Anna Romero, a 35-year-old woman from central Italy, was on vacation when she received a phone call from the Pope. She had written the pontiff earlier this summer, describing her anguish at discovering that she had become pregnant by a man who – unknown to her at the time – was already married.
“In June I discovered I was pregnant through him and when I told him instead of being happy he told me he was already married, already had a child and to have an abortion,” Romero said, according to the Daily Mail.
“I told him that I would not have an abortion and told him to get out of my life.”
Romero described her situation in a letter to the Pope, sharing that she had never had luck with men, and that after marrying young and getting divorced, she thought she had found the perfect man.
However, after learning about the man's existing marriage, she felt “humiliated and betrayed,” and told the Holy Father that she wrote to him because she had “no-one else to turn to.”
“I addressed the letter simply to Pope Francis, the Vatican and put it in the post. I didn't even send it recorded delivery. I didn't really expect to get a reply but then out of the blue when I was on holiday I had a phone call from him.”
Romero said that when the call came in, she knew the number was from Rome because of the city's dial code, and that she recognized the Pope's voice as soon as he started speaking.
“I had only seen the Pope once before, from St. Peter's Square when I lived in Rome,” she said, “I would never have imagined that the Pope would pick up a telephone and call me and speak to me as if I was a dear friend.”
“We were only on the phone for a few minutes but my heart was filled with joy,” she added.

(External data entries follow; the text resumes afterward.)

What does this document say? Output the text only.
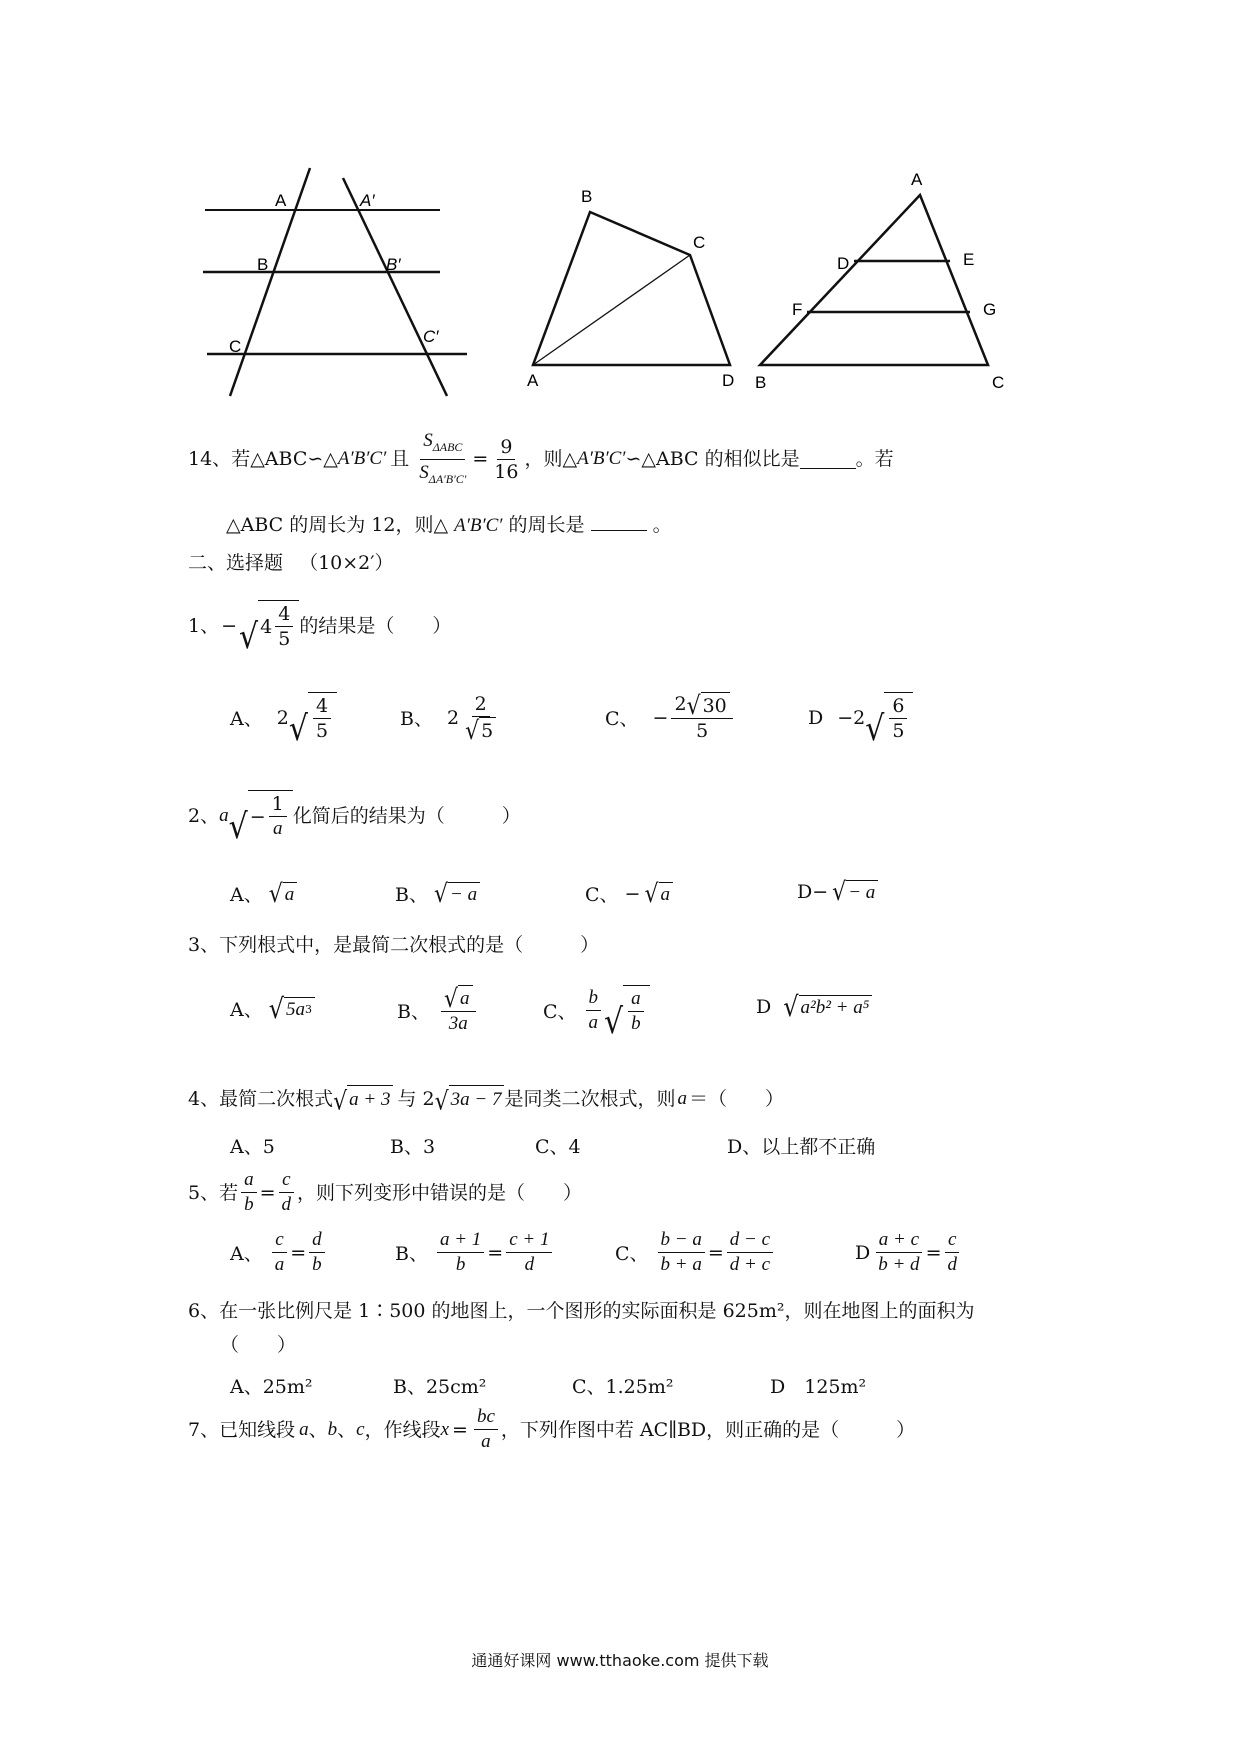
A	A′
B	B′
C
C′
B
C
A	D
A
D	E
F	G
B	C
14、 若△ABC∽△ A′B′C′ 且
$S_{\Delta ABC}$
$S_{\Delta A'B'C'}$
= $\frac{9}{16}$ ，则△ A′B′C′ ∽△ABC 的相似比是	。若
△ABC 的周长为 12，则△ A′B′C′ 的周长是	。
二、选择题 （10×2′）
1、 − √ 4
4
5
的结果是（　　）
A、 2 √
4
5
B、 2
2
√ 5
C、 − $\frac{2 √ 30}{5}$	D −2 √
6
5
2、 a √ − $\frac{1}{a}$ 化简后的结果为（　　　）
A、 √ a	B、 √ − a	C、 − √ a	D− √ − a
3、下列根式中，是最简二次根式的是（　　　）
A、 √ 5a 3	B、 √ a
3a
C、
b
a √
a
b
D √ a²b² + a⁵
4、 最简二次根式 √ a + 3 与 2 √ 3a − 7 是同类二次根式，则 a ＝（　　）
A、5	B、3	C、4	D、以上都不正确
5、 若 $\frac{a}{b} = \frac{c}{d}$ ，则下列变形中错误的是（　　）
A、
c
a
=
d
b	B、
a + 1
b
=
c + 1
d	C、
b − a
b + a
=
d − c
d + c
D
a + c
b + d
=
c
d
6、在一张比例尺是 1∶500 的地图上，一个图形的实际面积是 625m²，则在地图上的面积为
（　　）
A、25m²	B、25cm²	C、1.25m²	D　125m²
7、 已知线段 a 、 b 、 c ，作线段 $x = \frac{bc}{a}$ ，下列作图中若 AC∥BD，则正确的是（　　　）
通通好课网 www.tthaoke.com 提供下载
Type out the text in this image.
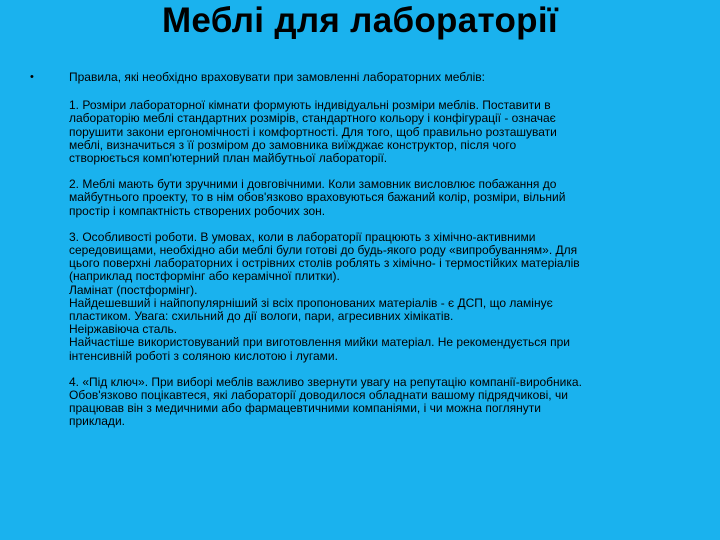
Меблі для лабораторії
•	Правила, які необхідно враховувати при замовленні лабораторних меблів:

1. Розміри лабораторної кімнати формують індивідуальні розміри меблів. Поставити в
лабораторію меблі стандартних розмірів, стандартного кольору і конфігурації - означає
порушити закони ергономічності і комфортності. Для того, щоб правильно розташувати
меблі, визначиться з її розміром до замовника виїжджає конструктор, після чого
створюється комп'ютерний план майбутньої лабораторії.

2. Меблі мають бути зручними і довговічними. Коли замовник висловлює побажання до
майбутнього проекту, то в нім обов'язково враховуються бажаний колір, розміри, вільний
простір і компактність створених робочих зон.

3. Особливості роботи. В умовах, коли в лабораторії працюють з хімічно-активними
середовищами, необхідно аби меблі були готові до будь-якого роду «випробуванням». Для
цього поверхні лабораторних і острівних столів роблять з хімічно- і термостійких матеріалів
(наприклад постформінг або керамічної плитки).
Ламінат (постформінг).
Найдешевший і найпопулярніший зі всіх пропонованих матеріалів - є ДСП, що ламінує
пластиком. Увага: схильний до дії вологи, пари, агресивних хімікатів.
Неіржавіюча сталь.
Найчастіше використовуваний при виготовлення мийки матеріал. Не рекомендується при
інтенсивній роботі з соляною кислотою і лугами.

4. «Під ключ». При виборі меблів важливо звернути увагу на репутацію компанії-виробника.
Обов'язково поцікавтеся, які лабораторії доводилося обладнати вашому підрядчикові, чи
працював він з медичними або фармацевтичними компаніями, і чи можна поглянути
приклади.
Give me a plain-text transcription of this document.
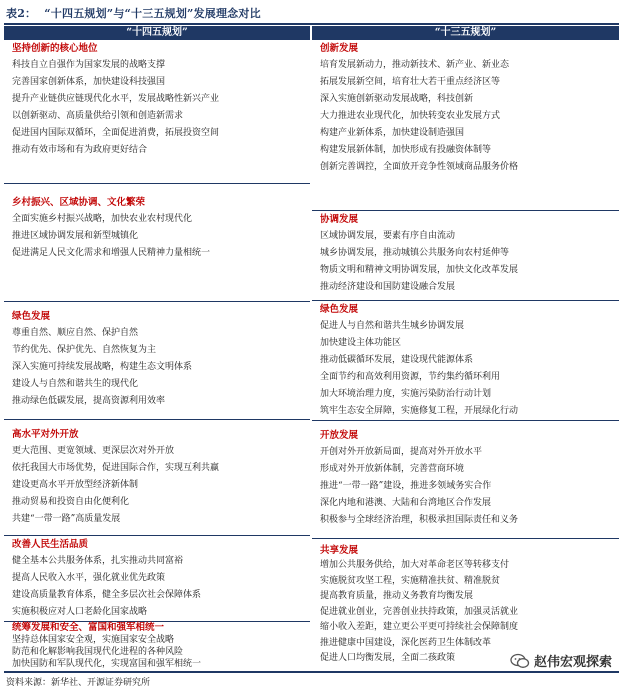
表2： “十四五规划”与“十三五规划”发展理念对比
“十四五规划”
坚持创新的核心地位
科技自立自强作为国家发展的战略支撑
完善国家创新体系，加快建设科技强国
提升产业链供应链现代化水平，发展战略性新兴产业
以创新驱动、高质量供给引领和创造新需求
促进国内国际双循环，全面促进消费，拓展投资空间
推动有效市场和有为政府更好结合
乡村振兴、区域协调、文化繁荣
全面实施乡村振兴战略，加快农业农村现代化
推进区域协调发展和新型城镇化
促进满足人民文化需求和增强人民精神力量相统一
绿色发展
尊重自然、顺应自然、保护自然
节约优先、保护优先、自然恢复为主
深入实施可持续发展战略，构建生态文明体系
建设人与自然和谐共生的现代化
推动绿色低碳发展，提高资源利用效率
高水平对外开放
更大范围、更宽领域、更深层次对外开放
依托我国大市场优势，促进国际合作，实现互利共赢
建设更高水平开放型经济新体制
推动贸易和投资自由化便利化
共建“一带一路”高质量发展
改善人民生活品质
健全基本公共服务体系，扎实推动共同富裕
提高人民收入水平，强化就业优先政策
建设高质量教育体系，健全多层次社会保障体系
实施积极应对人口老龄化国家战略
统筹发展和安全、富国和强军相统一
坚持总体国家安全观，实施国家安全战略
防范和化解影响我国现代化进程的各种风险
加快国防和军队现代化，实现富国和强军相统一
“十三五规划”
创新发展
培育发展新动力，推动新技术、新产业、新业态
拓展发展新空间，培育壮大若干重点经济区等
深入实施创新驱动发展战略，科技创新
大力推进农业现代化，加快转变农业发展方式
构建产业新体系，加快建设制造强国
构建发展新体制，加快形成有投融资体制等
创新完善调控，全面放开竞争性领域商品服务价格
协调发展
区域协调发展，要素有序自由流动
城乡协调发展，推动城镇公共服务向农村延伸等
物质文明和精神文明协调发展，加快文化改革发展
推动经济建设和国防建设融合发展
绿色发展
促进人与自然和谐共生城乡协调发展
加快建设主体功能区
推动低碳循环发展，建设现代能源体系
全面节约和高效利用资源，节约集约循环利用
加大环境治理力度，实施污染防治行动计划
筑牢生态安全屏障，实施修复工程，开展绿化行动
开放发展
开创对外开放新局面，提高对外开放水平
形成对外开放新体制，完善营商环境
推进“一带一路”建设，推进多领域务实合作
深化内地和港澳、大陆和台湾地区合作发展
积极参与全球经济治理，积极承担国际责任和义务
共享发展
增加公共服务供给，加大对革命老区等转移支付
实施脱贫攻坚工程，实施精准扶贫、精准脱贫
提高教育质量，推动义务教育均衡发展
促进就业创业，完善创业扶持政策，加强灵活就业
缩小收入差距，建立更公平更可持续社会保障制度
推进健康中国建设，深化医药卫生体制改革
促进人口均衡发展，全面二孩政策
资料来源：新华社、开源证券研究所
赵伟宏观探索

During the call, Pope Francis consoled her, saying that she would never be alone, and that a child is a “gift from God” and “a sign of Divine Providence,” saying also that she had been both “brave and strong” for her unborn child.
When Romero shared her fears of baptizing her baby because she was divorced and a single mother, the Holy Father assured her that he would be her spiritual father, and even voiced his willingness to baptize the baby himself.
Romero said that even if the Pope does not end up performing the baptism, the phone call has changed her life.
She said that she hopes her letter “will be an example for other women who feel they may be distant from the Church simply because they have chosen the wrong man, they are divorced or they are with men who are not worthy of being fathers.”
“I don't know the sex of the baby,” she added, “but if the Pope does baptize it and it's a boy I have no doubt of his name – Francis.”